1.処分庁は、平成23年作成の文書名「土壌汚染対策法(4条相談等関係)」のうち対応日時、相手方、対応者以外の部分を不開示とし、その理由を群馬県情報公開条例第14条第6号イ(当該事務事業の適正な遂行に支障を及ぼすおそれがある)に該当するとして黒塗りにしましたが、これは条例の解釈を故意かつ不当に捻じ曲げており、撤回しなければなりません。

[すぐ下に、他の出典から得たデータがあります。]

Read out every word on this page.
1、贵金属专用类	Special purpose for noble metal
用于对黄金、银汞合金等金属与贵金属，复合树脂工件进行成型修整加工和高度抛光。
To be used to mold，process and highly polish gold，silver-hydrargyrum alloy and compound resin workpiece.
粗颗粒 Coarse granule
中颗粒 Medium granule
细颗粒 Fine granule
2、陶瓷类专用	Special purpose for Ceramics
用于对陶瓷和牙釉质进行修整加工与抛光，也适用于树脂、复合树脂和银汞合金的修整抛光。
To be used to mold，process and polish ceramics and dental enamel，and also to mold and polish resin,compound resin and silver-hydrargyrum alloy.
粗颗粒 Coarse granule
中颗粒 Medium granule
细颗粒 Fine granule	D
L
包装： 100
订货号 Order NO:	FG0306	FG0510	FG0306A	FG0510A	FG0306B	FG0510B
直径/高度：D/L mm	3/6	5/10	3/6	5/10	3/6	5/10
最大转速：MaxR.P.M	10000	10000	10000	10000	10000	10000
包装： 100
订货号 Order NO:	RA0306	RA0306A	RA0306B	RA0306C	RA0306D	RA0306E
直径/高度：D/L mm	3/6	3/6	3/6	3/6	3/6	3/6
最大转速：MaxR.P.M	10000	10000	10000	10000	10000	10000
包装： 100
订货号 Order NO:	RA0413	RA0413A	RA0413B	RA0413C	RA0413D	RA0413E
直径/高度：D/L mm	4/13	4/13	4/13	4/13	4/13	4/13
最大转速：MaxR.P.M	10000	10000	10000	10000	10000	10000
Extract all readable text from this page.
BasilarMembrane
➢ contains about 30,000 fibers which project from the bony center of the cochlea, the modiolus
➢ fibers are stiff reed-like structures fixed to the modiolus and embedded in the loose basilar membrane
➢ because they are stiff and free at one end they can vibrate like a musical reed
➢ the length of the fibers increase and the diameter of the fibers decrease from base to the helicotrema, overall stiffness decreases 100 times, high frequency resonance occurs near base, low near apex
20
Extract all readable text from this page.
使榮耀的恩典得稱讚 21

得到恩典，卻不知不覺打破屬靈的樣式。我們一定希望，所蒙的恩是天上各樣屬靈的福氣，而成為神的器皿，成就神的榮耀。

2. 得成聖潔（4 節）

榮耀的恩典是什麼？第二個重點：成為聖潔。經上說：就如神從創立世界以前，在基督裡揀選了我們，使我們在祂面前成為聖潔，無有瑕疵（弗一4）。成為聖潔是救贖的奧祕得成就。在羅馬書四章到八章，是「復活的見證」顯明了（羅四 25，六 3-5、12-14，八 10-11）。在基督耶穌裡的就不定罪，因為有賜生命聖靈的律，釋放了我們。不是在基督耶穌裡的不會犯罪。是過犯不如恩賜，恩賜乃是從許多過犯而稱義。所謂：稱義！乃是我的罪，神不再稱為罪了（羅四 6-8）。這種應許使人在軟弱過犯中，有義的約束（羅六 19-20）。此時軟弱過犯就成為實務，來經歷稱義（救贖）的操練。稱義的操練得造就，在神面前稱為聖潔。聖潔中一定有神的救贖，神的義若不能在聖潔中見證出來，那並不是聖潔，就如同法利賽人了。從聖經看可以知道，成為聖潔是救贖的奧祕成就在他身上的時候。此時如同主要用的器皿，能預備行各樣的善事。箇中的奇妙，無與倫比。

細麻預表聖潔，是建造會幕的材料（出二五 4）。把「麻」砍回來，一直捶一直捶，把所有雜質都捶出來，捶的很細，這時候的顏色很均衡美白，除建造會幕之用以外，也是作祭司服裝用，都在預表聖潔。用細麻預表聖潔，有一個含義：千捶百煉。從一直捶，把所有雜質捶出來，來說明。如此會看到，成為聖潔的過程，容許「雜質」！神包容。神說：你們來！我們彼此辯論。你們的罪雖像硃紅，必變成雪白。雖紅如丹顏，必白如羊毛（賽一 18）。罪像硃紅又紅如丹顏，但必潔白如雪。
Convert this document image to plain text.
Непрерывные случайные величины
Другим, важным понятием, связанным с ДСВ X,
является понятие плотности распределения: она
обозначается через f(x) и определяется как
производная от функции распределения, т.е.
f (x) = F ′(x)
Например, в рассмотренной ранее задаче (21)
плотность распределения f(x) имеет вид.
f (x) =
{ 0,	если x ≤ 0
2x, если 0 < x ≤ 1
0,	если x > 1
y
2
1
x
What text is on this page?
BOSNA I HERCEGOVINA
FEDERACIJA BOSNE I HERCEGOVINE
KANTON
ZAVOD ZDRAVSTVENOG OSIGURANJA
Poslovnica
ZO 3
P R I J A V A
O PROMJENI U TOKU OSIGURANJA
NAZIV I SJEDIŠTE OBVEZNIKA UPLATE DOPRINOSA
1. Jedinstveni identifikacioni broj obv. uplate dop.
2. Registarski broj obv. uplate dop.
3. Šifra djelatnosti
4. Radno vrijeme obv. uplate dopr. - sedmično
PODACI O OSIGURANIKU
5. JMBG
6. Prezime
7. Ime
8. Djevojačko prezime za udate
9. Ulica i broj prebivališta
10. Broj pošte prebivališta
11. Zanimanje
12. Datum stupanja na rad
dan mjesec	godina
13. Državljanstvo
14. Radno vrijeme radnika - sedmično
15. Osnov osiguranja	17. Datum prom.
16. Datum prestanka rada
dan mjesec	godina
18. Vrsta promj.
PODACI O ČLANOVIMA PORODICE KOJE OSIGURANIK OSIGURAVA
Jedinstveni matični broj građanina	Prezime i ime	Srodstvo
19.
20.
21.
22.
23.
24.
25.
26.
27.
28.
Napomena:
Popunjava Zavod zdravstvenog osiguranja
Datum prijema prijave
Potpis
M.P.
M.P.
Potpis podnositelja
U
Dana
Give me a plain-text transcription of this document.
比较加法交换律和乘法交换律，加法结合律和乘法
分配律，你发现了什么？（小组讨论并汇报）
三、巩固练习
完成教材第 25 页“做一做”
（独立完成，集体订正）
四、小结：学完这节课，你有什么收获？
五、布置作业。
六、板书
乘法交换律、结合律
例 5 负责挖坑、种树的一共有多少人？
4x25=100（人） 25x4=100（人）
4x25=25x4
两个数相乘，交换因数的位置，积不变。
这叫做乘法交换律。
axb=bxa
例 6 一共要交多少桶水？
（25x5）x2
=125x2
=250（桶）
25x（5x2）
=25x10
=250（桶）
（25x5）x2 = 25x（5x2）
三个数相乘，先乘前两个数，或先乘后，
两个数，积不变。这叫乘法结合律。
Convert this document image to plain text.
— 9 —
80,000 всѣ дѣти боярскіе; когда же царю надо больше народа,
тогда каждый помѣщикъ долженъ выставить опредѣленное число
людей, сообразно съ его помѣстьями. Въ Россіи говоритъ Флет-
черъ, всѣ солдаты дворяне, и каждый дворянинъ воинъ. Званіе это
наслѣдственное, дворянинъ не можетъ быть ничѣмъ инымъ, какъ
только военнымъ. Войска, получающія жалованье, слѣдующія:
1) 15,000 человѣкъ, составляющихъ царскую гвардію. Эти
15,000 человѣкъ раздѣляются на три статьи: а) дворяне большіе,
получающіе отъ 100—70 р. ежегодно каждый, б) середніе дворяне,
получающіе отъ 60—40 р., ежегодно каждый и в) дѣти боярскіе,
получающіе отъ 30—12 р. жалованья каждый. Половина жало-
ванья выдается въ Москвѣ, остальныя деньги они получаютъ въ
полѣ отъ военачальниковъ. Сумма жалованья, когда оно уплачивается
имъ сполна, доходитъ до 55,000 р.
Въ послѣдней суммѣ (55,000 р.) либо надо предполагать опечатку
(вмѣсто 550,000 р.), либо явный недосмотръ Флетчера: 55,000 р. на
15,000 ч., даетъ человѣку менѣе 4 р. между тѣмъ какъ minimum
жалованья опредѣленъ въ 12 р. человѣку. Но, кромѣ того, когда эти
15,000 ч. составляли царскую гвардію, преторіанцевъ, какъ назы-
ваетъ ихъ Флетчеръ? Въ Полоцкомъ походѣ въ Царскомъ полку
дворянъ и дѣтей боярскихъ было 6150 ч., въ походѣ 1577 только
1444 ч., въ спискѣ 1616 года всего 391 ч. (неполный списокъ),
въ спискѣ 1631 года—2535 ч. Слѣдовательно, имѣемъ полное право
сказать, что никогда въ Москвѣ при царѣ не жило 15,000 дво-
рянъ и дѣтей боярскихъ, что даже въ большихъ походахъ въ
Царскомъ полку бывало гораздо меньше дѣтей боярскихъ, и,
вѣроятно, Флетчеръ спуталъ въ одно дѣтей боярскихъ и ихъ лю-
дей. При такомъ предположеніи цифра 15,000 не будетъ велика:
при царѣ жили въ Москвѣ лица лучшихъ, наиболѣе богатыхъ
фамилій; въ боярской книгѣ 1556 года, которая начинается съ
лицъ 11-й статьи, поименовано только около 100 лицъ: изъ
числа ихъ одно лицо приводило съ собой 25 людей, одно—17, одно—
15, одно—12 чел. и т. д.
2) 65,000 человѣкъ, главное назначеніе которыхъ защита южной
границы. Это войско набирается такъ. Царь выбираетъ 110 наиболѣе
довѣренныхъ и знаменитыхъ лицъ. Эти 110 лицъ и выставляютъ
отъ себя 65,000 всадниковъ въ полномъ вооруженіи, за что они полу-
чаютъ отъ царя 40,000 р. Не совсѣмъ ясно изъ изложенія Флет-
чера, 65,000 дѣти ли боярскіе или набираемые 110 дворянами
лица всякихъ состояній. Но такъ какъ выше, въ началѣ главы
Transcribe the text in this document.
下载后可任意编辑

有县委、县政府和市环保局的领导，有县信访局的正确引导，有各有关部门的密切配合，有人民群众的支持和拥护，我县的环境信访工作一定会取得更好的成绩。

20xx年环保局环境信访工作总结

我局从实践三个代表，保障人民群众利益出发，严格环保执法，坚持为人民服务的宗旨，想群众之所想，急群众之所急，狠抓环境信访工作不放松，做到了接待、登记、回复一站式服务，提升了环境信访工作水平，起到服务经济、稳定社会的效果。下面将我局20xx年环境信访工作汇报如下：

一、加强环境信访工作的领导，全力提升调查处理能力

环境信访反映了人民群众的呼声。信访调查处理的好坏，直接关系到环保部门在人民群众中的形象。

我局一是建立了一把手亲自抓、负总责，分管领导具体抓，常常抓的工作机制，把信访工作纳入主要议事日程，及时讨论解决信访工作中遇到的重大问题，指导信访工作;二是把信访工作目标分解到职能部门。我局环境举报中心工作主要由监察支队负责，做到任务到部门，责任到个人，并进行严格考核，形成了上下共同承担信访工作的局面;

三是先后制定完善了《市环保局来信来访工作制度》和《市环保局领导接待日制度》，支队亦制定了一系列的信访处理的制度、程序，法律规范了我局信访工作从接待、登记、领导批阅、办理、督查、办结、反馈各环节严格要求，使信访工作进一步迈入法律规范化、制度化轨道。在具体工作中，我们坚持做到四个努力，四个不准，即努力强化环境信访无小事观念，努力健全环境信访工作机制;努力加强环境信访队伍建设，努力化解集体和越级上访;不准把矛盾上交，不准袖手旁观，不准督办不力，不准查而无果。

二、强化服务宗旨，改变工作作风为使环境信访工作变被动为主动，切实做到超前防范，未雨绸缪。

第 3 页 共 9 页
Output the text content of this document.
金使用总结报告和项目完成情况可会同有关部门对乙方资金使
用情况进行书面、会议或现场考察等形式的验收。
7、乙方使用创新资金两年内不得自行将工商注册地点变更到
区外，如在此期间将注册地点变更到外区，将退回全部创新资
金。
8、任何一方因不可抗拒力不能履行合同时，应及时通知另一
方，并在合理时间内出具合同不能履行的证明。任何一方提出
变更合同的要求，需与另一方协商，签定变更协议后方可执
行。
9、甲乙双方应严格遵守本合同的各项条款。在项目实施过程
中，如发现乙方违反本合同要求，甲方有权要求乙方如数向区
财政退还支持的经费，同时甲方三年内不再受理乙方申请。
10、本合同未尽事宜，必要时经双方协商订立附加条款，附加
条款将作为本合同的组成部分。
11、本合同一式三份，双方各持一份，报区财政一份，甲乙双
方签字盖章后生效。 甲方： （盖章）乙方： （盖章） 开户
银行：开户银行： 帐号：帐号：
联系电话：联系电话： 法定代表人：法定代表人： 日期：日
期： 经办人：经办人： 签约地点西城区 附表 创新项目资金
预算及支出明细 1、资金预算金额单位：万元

2.処分庁は、平成24年作成の文書番号300046-62、文書番号「土壌汚染対策法第4条に基く一定の規模以上の土地の形質の変更届出書について(H25-47))」のうち、土対法施行規則第26条で定める基準による審査内容及び結果、土対法審査における届出場所以外の情報、同審査における届出の型式審査内容及び結果、同法施行規則第26条で定める基準による審査内容及び結果、土壌汚染のおそれに関する根拠、土対法審査における届出の型式等審査及び審査の根拠となる書類の部分を不開示とし、その理由を群馬県情報公開条例第14条第6号イ(当該事務事業の適正な遂行に支障を及ぼすおそれがある)に該当するとして黒塗りにしましたが、これは条例の解釈を故意かつ不当に捻じ曲げており、撤回しなければなりません。
3.処分庁は、平成24年作成の文書番号300046-62、文書番号「土壌汚染対策法第4条に基く一定の規模以上の土地の形質の変更届出書について(H25-47))」のうち、土地の形質の変更の規模、工事名称、事業内容、土対法審査における届出場所以外の情報の部分を不開示とし、その理由を群馬県情報公開条例第14条第3号イ(当該法人の権利、競争上の地位その他正当な利益を害するおそれがある)に該当するとして黒塗りにしましたが、これは条例の解釈を故意かつ不当に捻じ曲げており、撤回しなければなりません。
4.群馬県情報公開条例第14条第6号イには、公にすると適正遂行に支障をおよぼす「おそれ」のあるものとして、「監査、検査、取り締まり、試験又は租税の賦課若しくは徴収に係る事務に関し、正確な事実の把握を困難にするおそれ又は違法もしくは不当な行為を容易にし、もしくはその発見を困難にするおそれ」と例示されています。上記1と2に示した黒塗り箇所が、なぜこの条項に該当するのか、全く理解できません。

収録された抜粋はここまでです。